CW: I was wondering if, to make the cut, you have to shred like Joe Satriani. But it sounds like it is broader than that.
Chris: It is. But on the Satriani note, we are doing a Steve Vai song. We're actually doing all kinds of stuff. Half of our set is specifically in line with the upcoming 40th anniversary of Woodstock, so we'll play songs from Janis Joplin, Hendrix, The Who, Crosby Stills and Nash. But we're also doing a few Radiohead songs, and even a Slayer song. That should be pretty fun. Radiohead, Janis Joplin, and Slayer all in the same set.

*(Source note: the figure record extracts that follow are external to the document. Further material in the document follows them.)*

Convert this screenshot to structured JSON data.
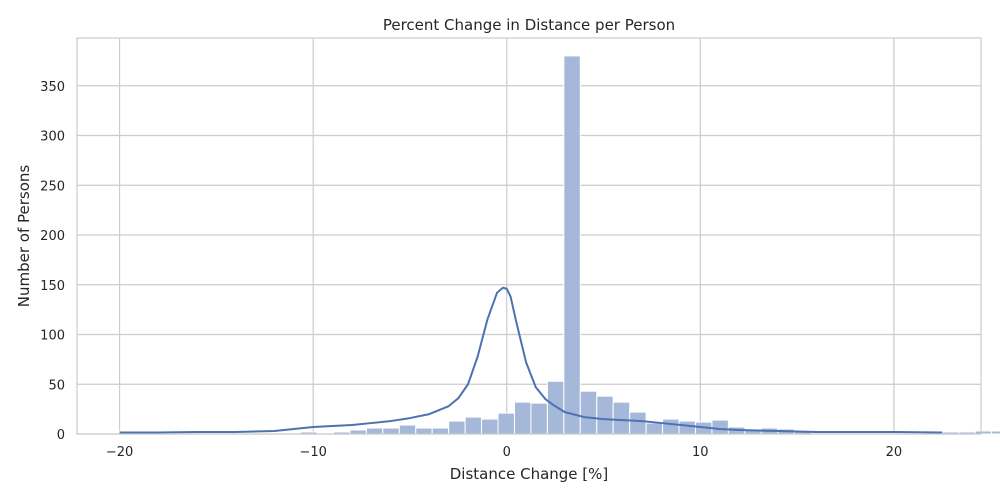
{
  "chart_data": {
    "type": "histogram",
    "title": "Percent Change in Distance per Person",
    "xlabel": "Distance Change [%]",
    "ylabel": "Number of Persons",
    "xlim": [
      -22.2,
      24.5
    ],
    "ylim": [
      0,
      398
    ],
    "xticks": [
      -20,
      -10,
      0,
      10,
      20
    ],
    "xtick_labels": [
      "−20",
      "−10",
      "0",
      "10",
      "20"
    ],
    "yticks": [
      0,
      50,
      100,
      150,
      200,
      250,
      300,
      350
    ],
    "grid": true,
    "bin_width": 0.85,
    "bin_start": -20.0,
    "counts": [
      3,
      2,
      1,
      1,
      0,
      1,
      1,
      1,
      1,
      1,
      1,
      2,
      1,
      2,
      4,
      6,
      6,
      9,
      6,
      6,
      13,
      17,
      15,
      21,
      32,
      31,
      53,
      380,
      43,
      38,
      32,
      22,
      11,
      15,
      13,
      12,
      14,
      7,
      4,
      6,
      5,
      2,
      1,
      1,
      1,
      1,
      1,
      1,
      1,
      2,
      2,
      2,
      3,
      3
    ],
    "bar_color": "#a5b8d9",
    "kde_color": "#4c72b0",
    "kde": {
      "x": [
        -20,
        -18,
        -16,
        -14,
        -12,
        -11,
        -10,
        -9,
        -8,
        -7,
        -6,
        -5,
        -4,
        -3,
        -2.5,
        -2,
        -1.5,
        -1,
        -0.5,
        -0.2,
        0,
        0.2,
        0.5,
        1,
        1.5,
        2,
        2.5,
        3,
        4,
        5,
        6,
        7,
        8,
        9,
        10,
        11,
        12,
        14,
        16,
        18,
        20,
        22.5
      ],
      "y": [
        1.5,
        1.5,
        2,
        2,
        3,
        5,
        7,
        8,
        9,
        11,
        13,
        16,
        20,
        28,
        36,
        50,
        78,
        115,
        142,
        147,
        146,
        138,
        112,
        72,
        47,
        35,
        28,
        22,
        17,
        15,
        14,
        13,
        11,
        9,
        7,
        5,
        4,
        3,
        2,
        2,
        2,
        1.5
      ]
    }
  }
}
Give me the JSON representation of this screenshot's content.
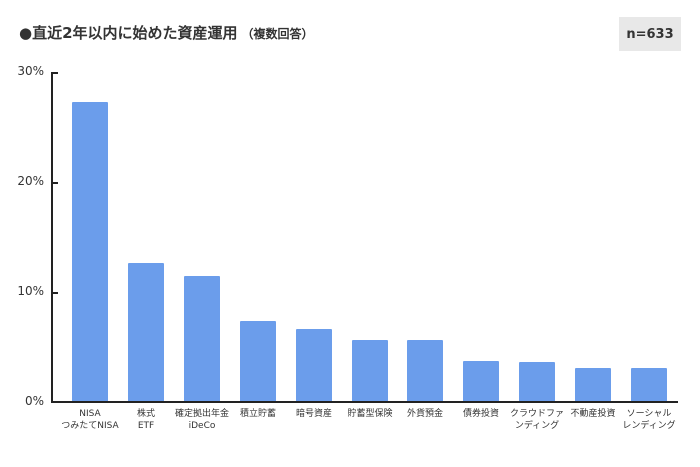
{
  "header": {
    "title": "●直近2年以内に始めた資産運用",
    "subtitle": "（複数回答）",
    "sample_size": "n=633"
  },
  "axis": {
    "y_ticks": [
      "30%",
      "20%",
      "10%",
      "0%"
    ]
  },
  "colors": {
    "bar": "#6b9deb",
    "badge_bg": "#e8e8e8"
  },
  "categories": [
    {
      "line1": "NISA",
      "line2": "つみたてNISA"
    },
    {
      "line1": "株式",
      "line2": "ETF"
    },
    {
      "line1": "確定拠出年金",
      "line2": "iDeCo"
    },
    {
      "line1": "積立貯蓄",
      "line2": ""
    },
    {
      "line1": "暗号資産",
      "line2": ""
    },
    {
      "line1": "貯蓄型保険",
      "line2": ""
    },
    {
      "line1": "外貨預金",
      "line2": ""
    },
    {
      "line1": "債券投資",
      "line2": ""
    },
    {
      "line1": "クラウドファ",
      "line2": "ンディング"
    },
    {
      "line1": "不動産投資",
      "line2": ""
    },
    {
      "line1": "ソーシャル",
      "line2": "レンディング"
    }
  ],
  "chart_data": {
    "type": "bar",
    "title": "●直近2年以内に始めた資産運用（複数回答）",
    "annotation": "n=633",
    "categories": [
      "NISA つみたてNISA",
      "株式 ETF",
      "確定拠出年金 iDeCo",
      "積立貯蓄",
      "暗号資産",
      "貯蓄型保険",
      "外貨預金",
      "債券投資",
      "クラウドファンディング",
      "不動産投資",
      "ソーシャルレンディング"
    ],
    "values": [
      27.2,
      12.5,
      11.4,
      7.3,
      6.5,
      5.5,
      5.5,
      3.6,
      3.5,
      3.0,
      3.0
    ],
    "xlabel": "",
    "ylabel": "",
    "ylim": [
      0,
      30
    ],
    "yticks": [
      "0%",
      "10%",
      "20%",
      "30%"
    ],
    "grid": false,
    "legend": "none"
  }
}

CW: What would you say are your biggest musical influences?
Chris: I just absorb anything I can. I like some classics like the Stones, Zeppelin, Beatles; all kinds of stuff. Right now I'm getting into a hip-hop group called De La Soul. I even like that. Anything you can get into that can broaden your musical taste I think rounds you out as a musician and as a person in general. As far as genres, I really like what people are doing in Utah. It's kind like that Talking Heads and Cake-style funky-back groove thing that is still rock at heart. I think the Red Bennies are doing some really cool stuff.
Nick: As a bass player, I've been influenced the most by Motown music because that's where I think some of the greatest musicians who ever were played. I've been listening to the Jackson 5 since I can remember. I like The Temptations a lot. All that sort of stuff is my absolute favorite kind of music.

CW: Will you be opening for any huge acts?
Nick: I don't have a ton of specifics, but I know in the past we've opened for The Bouncing Souls. Actually, last week we got the chance to meet Incubus over at the Usana Amphitheater. We just got to do the meet and greet and talk to them for a couple minutes.

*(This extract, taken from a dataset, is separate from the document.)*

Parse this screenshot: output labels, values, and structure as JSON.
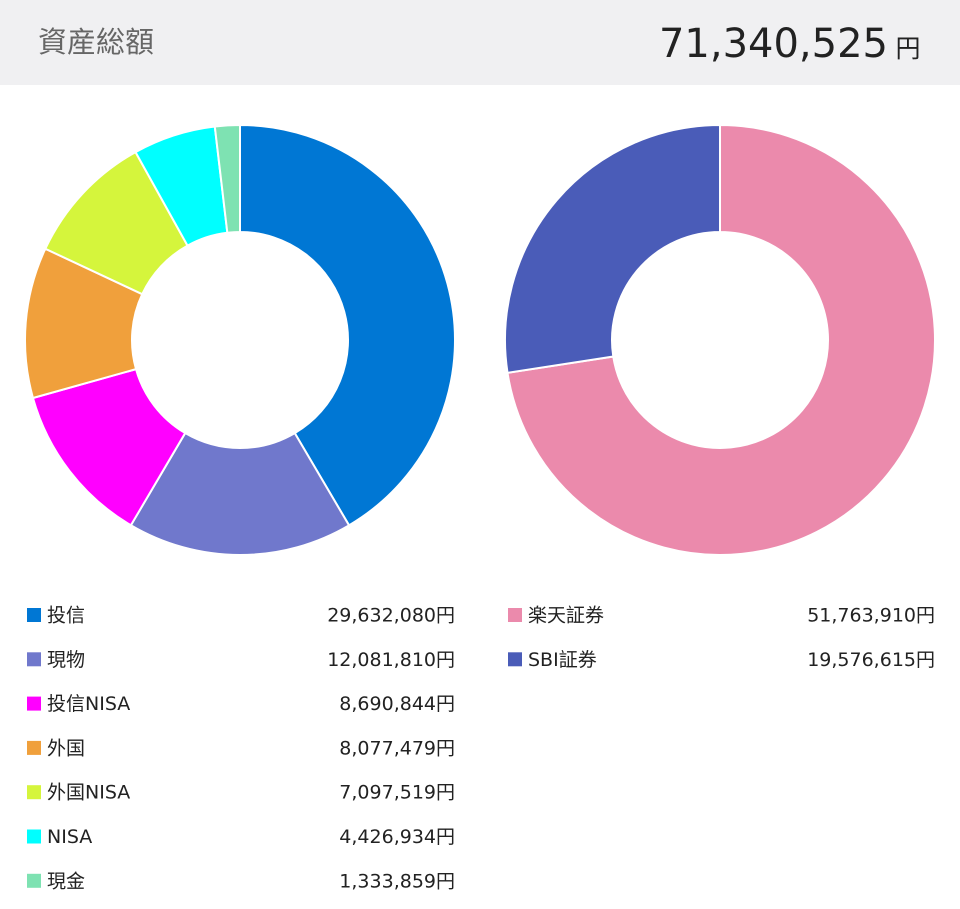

CW: What part of touring are you most excited about?
Nick: I have a lot of fun meeting kids from the other schools, and getting the chance to play with different people is always really fun for me. A lot of them are really great musicians, and I know we'll be seeing them more in the future out in the world.
Chris: There is something about going on tour that transcends anything else you could do. First of all, just seeing other people from the other schools, what they're up to and how they've progressed. I made a lot of really good friends last year on tour. Plus I just love traveling. It's an opportunity that a 17 yr old who plays guitar might otherwise not get.

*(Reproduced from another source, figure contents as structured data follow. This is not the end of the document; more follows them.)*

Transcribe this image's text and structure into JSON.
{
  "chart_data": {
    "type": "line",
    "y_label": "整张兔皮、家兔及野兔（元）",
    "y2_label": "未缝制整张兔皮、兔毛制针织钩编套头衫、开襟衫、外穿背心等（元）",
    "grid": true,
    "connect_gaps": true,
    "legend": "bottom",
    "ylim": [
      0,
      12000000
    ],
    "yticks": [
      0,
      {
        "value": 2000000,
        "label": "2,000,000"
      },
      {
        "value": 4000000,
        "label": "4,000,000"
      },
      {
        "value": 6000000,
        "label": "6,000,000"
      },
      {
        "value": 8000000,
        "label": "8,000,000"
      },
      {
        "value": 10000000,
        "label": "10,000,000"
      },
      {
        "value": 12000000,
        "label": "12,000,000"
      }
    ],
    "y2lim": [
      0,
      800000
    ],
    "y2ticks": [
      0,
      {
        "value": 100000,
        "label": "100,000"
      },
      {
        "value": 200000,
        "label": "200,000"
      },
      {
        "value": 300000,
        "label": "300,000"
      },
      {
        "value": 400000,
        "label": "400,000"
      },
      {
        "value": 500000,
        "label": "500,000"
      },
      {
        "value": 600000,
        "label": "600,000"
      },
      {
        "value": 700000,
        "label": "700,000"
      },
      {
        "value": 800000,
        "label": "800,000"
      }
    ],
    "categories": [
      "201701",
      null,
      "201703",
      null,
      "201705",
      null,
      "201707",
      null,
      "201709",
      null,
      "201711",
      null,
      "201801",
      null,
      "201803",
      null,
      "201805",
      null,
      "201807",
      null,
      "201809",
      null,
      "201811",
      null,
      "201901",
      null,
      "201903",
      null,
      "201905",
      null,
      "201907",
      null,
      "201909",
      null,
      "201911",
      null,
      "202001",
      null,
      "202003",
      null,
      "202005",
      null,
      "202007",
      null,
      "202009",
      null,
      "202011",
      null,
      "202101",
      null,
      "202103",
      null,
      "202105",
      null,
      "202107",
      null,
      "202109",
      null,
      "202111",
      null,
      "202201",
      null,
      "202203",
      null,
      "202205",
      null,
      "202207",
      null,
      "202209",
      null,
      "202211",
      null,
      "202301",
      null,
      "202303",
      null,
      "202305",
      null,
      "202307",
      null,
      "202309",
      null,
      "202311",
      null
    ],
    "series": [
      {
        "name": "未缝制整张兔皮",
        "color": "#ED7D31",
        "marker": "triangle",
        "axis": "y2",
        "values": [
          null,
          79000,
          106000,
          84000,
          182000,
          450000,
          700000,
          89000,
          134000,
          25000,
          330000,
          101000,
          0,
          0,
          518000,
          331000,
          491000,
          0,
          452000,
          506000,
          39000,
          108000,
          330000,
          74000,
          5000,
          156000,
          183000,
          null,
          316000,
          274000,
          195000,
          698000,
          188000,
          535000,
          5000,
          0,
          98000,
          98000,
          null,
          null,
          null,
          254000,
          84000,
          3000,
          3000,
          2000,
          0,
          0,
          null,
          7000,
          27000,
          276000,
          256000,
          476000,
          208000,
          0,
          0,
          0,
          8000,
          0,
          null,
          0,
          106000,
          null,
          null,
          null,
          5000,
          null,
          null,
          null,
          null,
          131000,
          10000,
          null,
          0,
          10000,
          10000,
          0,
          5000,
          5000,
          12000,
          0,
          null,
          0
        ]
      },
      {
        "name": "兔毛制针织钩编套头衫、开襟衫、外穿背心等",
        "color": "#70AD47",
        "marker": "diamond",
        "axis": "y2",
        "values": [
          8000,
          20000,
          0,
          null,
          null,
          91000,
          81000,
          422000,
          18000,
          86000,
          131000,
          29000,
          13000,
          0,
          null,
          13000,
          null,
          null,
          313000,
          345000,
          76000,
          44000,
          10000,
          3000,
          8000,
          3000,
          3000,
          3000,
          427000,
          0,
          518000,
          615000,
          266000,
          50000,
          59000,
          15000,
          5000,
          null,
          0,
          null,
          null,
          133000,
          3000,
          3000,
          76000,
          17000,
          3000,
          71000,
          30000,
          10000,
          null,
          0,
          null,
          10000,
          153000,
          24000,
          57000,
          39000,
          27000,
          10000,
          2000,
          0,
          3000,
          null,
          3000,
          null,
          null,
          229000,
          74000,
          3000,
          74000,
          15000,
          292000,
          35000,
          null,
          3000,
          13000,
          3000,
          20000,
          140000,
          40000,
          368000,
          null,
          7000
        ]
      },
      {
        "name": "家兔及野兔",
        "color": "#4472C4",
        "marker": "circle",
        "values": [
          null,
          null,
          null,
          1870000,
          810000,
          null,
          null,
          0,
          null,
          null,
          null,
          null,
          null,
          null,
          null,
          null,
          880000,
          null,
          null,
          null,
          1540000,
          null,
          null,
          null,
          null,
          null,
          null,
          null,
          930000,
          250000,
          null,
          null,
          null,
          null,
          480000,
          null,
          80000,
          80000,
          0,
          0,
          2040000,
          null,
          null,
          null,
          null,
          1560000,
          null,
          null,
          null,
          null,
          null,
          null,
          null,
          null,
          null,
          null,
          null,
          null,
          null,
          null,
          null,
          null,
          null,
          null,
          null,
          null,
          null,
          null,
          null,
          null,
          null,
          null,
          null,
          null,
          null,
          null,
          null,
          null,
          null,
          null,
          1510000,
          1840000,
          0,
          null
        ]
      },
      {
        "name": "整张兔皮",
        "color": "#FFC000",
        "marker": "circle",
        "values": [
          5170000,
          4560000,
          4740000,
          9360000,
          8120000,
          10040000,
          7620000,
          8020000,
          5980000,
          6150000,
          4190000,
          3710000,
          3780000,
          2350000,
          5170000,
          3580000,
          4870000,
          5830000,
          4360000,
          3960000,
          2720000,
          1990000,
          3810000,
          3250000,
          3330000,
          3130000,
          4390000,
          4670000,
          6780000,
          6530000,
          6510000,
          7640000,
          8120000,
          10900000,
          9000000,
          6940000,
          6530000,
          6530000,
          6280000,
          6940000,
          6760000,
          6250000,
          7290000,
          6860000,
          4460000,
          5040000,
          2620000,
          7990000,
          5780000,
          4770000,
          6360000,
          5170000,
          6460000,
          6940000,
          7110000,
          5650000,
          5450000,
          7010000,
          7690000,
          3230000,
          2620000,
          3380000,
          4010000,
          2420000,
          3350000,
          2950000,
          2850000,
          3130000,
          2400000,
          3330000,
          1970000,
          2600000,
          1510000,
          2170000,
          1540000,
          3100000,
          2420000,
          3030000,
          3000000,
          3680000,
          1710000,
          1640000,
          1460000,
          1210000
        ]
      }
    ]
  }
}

CW: What do your parents think?
Nick: My dad has been really supportive. He was really proud of me for making it to go on tour. Of course, my mom is doing the mom-thing and is a little worried about me going. But they're pretty happy for me.
Chris: They think it's pretty cool. They might actually come see us play at one of the shows. I know when they were kids they couldn't have had this opportunity because this school wasn't around, as it started in 1998. I also think they really like it because the whole going on tour thing was so idolized with bands like Led Zeppelin, and other bands in the ‘60s and ‘70s from their time.

CW: Do you see yourself making a career out of music?
Nick: The performing part of music will always be a part of my life, but I'm actually going to college to be a music therapist, so music will be a big part of my career in the future.